Thought Archive

The Sunscreen Scandal That Shouldn’t Have Happened

06 Sept 2025

The Sunscreen Scandal That Shouldn’t Have Happened

Hook

Imagine buying sunscreen labeled SPF 50 — only to discover it protects you about as well as SPF 4.

That’s not a hypothetical. It just happened. And the regulator didn’t catch it.

Context

An ABC investigation has revealed that 16 out of 20 sunscreens tested in Australia failed to meet their advertised SPF50 claims.

Some of the worst offenders were household names:

  • Cancer Council (3 products failed, 1 passed)
  • Coles and Woolworths supermarket brands
  • Bondi Sands and Sun Bum
  • Even Ultra Violette, a cult-favorite “premium” sunscreen, saw one product test at SPF 4.

The common thread? Many of these products had their SPF “proof” signed off by a US/UK-based lab called Princeton Consumer Research (PCR).

Australia is one of the skin cancer capitals of the world.

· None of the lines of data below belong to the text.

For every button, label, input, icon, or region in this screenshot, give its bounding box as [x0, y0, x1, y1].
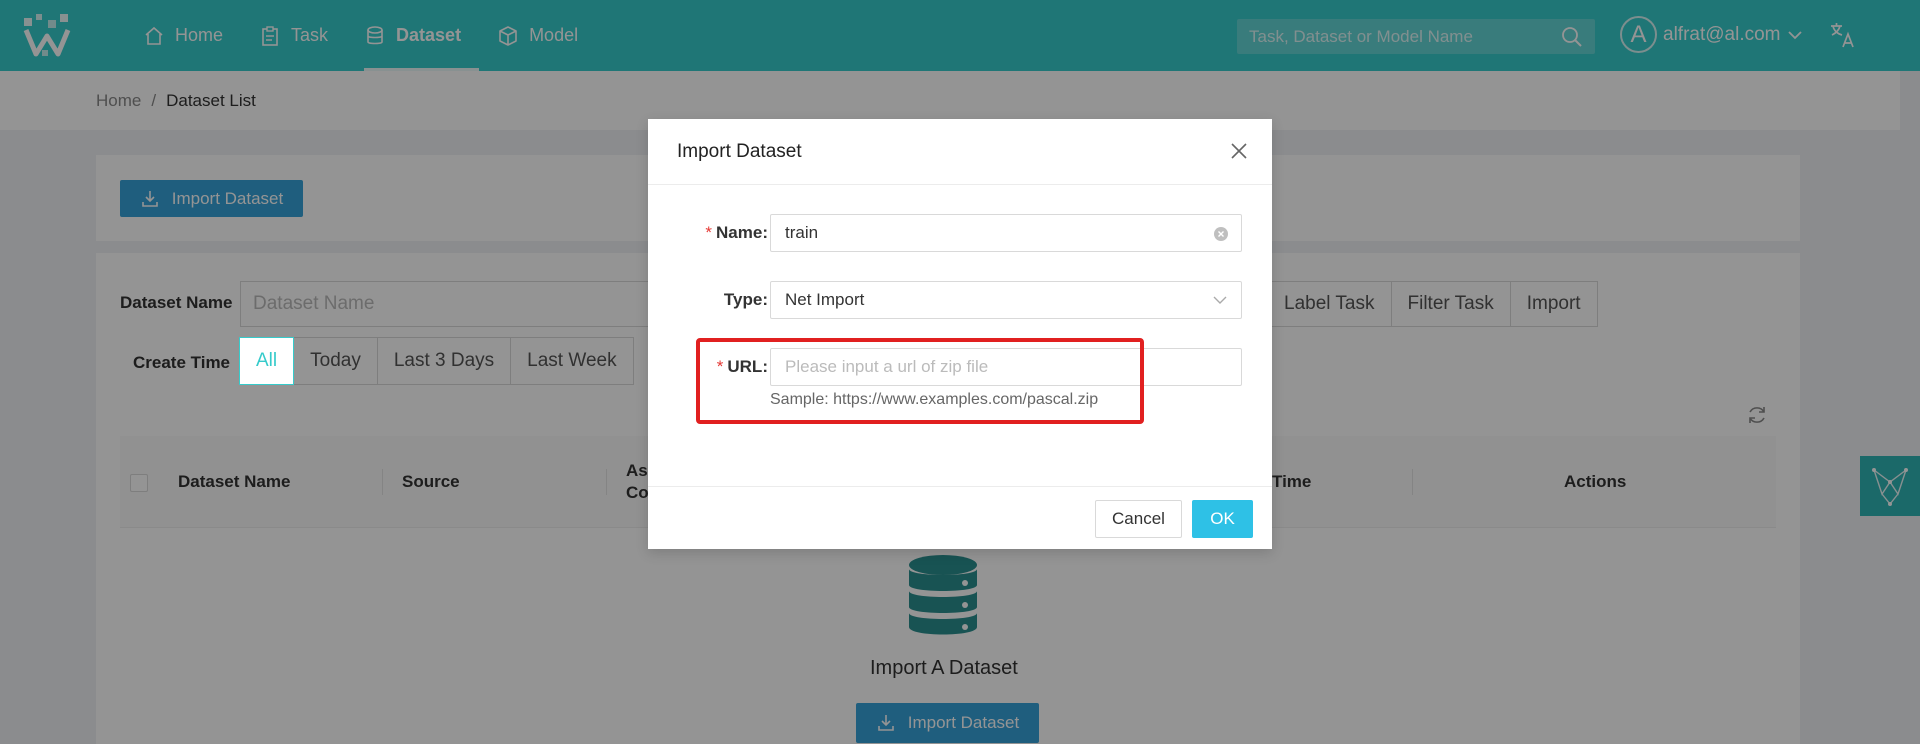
clear-input-icon[interactable]: [1213, 226, 1229, 242]
type-select[interactable]: Net Import: [770, 281, 1242, 319]
name-field-value: train: [785, 223, 819, 242]
name-field-label: * Name:: [705, 223, 768, 242]
dialog-header: Import Dataset: [648, 119, 1272, 185]
name-label-text: Name: [716, 223, 763, 242]
time-option-all[interactable]: All: [239, 337, 295, 385]
required-mark: *: [716, 357, 724, 376]
url-field-placeholder: Please input a url of zip file: [785, 357, 989, 376]
name-field[interactable]: train: [770, 214, 1242, 252]
import-dataset-dialog: Import Dataset * Name: train Type: Net Im…: [648, 119, 1272, 549]
chevron-down-icon: [1213, 296, 1227, 304]
type-select-value: Net Import: [785, 290, 865, 309]
type-field-label: Type:: [723, 290, 768, 309]
close-icon[interactable]: [1228, 140, 1250, 162]
cancel-button[interactable]: Cancel: [1095, 500, 1182, 538]
url-field[interactable]: Please input a url of zip file: [770, 348, 1242, 386]
url-help-text: Sample: https://www.examples.com/pascal.…: [770, 391, 1099, 408]
dialog-footer: Cancel OK: [648, 486, 1272, 549]
required-mark: *: [705, 223, 713, 242]
ok-button[interactable]: OK: [1192, 500, 1253, 538]
url-field-label: * URL:: [716, 357, 768, 376]
type-label-text: Type: [723, 290, 763, 309]
url-label-text: URL: [727, 357, 763, 376]
dialog-title: Import Dataset: [677, 140, 802, 162]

  • More than two out of three Australians will be diagnosed with skin cancer before age 70.
  • In 2024 alone, there were 18,964 new melanoma cases and 1,340 deaths.

When sunscreens fall short, it isn’t just a consumer issue — it’s a public health crisis.

My Take

To me, this reeks of the same old story: money over people, profits over protection.

It’s hard not to see parallels with the VW emissions scandal. Numbers that looked too neat. Labs that signed off on what shouldn’t have passed. Regulators relying on self-certification instead of scrutiny. And only once outsiders blew the whistle did the truth come out.

That’s the real scandal: not just that sunscreens failed, but that the system allowed them to fail quietly.

The human cost? People like you and me — who bought these sunscreens, used them on ourselves and our kids, and walked away sunburned. Thinking we were safe.

For me, that’s why I’ve stopped trusting sunscreen alone. I wear a hat. Long sleeves. I use shade as my first line of defense. Sunscreen is a backup, not a guarantee.

Because the truth is, it’s always outsiders who blow the whistle. Regulators don’t. Companies don’t. Labs don’t. Independent testers and whistleblowers do — and yet those people rarely get the protection they deserve.

We say we value safety, but as long as profit margins dictate the rules, scandals like this will keep happening.

Implications

  • Trust gap: If sunscreen labels can’t be trusted, what other health and consumer protections are built on shaky lab data?
  • Systemic flaw: Regulators relying on self-certification is an open invitation for abuse.
  • Whistleblower role: Independent watchdogs aren’t a nuisance. They’re the only reason we know the truth.

Further Reading

Closing

The sunburn may fade — but the damage to trust doesn’t.